Словно замыслив недоброе, сообразило, что теперь церемониться уже нечего, что можно не лицемерить, и, заржав, показало клыки на глумливой своей харе. Правда, оно спохватилось, выдавать свои замыслы в расчеты его не входило, свершать же задуманное можно было#и с другим выражением лица.
За мою жизнь были времена куда хуже, и каждое показывало разный лик. Было, когда оно откровенно в огромных масштабах пожирало все вокруг себя, люди хрустели под его зубами, время чавкало, но тогда оно было занято делом, дорвавшись, нажиралось до отвала, и морда у него была тупо-серьезная, как у свиньи.
Голод наступил в эту зиму сразу, тоже обвалом. Без карточек уже ничего не продавалось, а по карточкам почти ничего не давали. То, что иногда, простояв несколько часов в очереди, получал, было почти несъедобно.
Спекулянты стали теперь редкостью, их с великим бережением передавали из рук в руки. Теперь, кроме спекулянтов и деревни, в Москве орудовали еще и мародеры особого рода. Это были служащие таких учреждений и в таком ранге, которым по штату полагалось получать особо большие пайки.

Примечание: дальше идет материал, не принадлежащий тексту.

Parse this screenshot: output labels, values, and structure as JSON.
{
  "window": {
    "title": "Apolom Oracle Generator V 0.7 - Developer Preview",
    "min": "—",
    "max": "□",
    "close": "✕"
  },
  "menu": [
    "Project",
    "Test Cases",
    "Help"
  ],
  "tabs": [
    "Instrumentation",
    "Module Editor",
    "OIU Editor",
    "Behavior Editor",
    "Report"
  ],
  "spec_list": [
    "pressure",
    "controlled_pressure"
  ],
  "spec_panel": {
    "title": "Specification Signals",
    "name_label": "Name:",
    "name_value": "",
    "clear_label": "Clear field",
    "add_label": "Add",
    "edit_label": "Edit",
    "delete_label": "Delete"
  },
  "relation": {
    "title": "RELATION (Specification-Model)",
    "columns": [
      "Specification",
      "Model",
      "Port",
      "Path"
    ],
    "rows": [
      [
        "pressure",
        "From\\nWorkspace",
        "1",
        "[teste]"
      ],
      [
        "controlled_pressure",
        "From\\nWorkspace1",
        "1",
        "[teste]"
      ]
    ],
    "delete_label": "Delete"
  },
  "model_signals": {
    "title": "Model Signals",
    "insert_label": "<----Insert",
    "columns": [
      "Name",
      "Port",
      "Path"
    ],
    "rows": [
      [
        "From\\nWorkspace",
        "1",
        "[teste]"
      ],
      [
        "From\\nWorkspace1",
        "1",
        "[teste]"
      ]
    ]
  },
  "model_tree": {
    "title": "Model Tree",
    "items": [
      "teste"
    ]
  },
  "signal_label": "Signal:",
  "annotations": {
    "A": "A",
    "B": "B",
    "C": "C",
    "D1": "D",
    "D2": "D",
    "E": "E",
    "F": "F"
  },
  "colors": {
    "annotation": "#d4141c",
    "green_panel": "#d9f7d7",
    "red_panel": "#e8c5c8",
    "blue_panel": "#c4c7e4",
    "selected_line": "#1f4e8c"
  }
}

По своему составу народ это был разноперый, начиная от людей совсем темных и кончая хоть что-то относительно знающими. В основном это были приезжие. Войдя в доверие к власти, они получали большие квартиры, брошенные или реквизированные, устраивались с комфортом и вертели делами. Те из них, кто был поосведомленнее, устроившись, пускали в оборот свои продуктовые излишки и обзаводились павловской или ампирной мебелью, портретами чужих прадедушек, старым фарфором, серебром с гербами и пр. Словом, это был признанный законом «нувориш» времен военного коммунизма. Среди его представителей была весьма ощутима прослойка, несущая на себе печать недавней черты оседлости.
Все мы трое по-разному переносили голод. Я был мал, вероятно, мне требовалось немного. Ел я всегда и впоследствии очень сравнительно мало и легко мог прожить день или два без пищи вообще. Таким образом, я этот голод и последующий, сорок первого года, перенес совсем легко. В этом смысле я оказался похож на маму. Она страдала лишь от отсутствия сладкого, сама же голодовка не влияла даже на ее всегда хорошее настроение. На отца голод действовал очень тяжело, но, как это ни странно, этот голод излечил его от многих болезней, портивших ранее ему жизнь.
Помимо физической, в голоде есть и другая сторона: он чудовище, и особенно всматриваться ему в глаза не стоит. Тем, кто не знает, что это такое, мне не объяснить, а те, кто голодал, поймут меня сразу.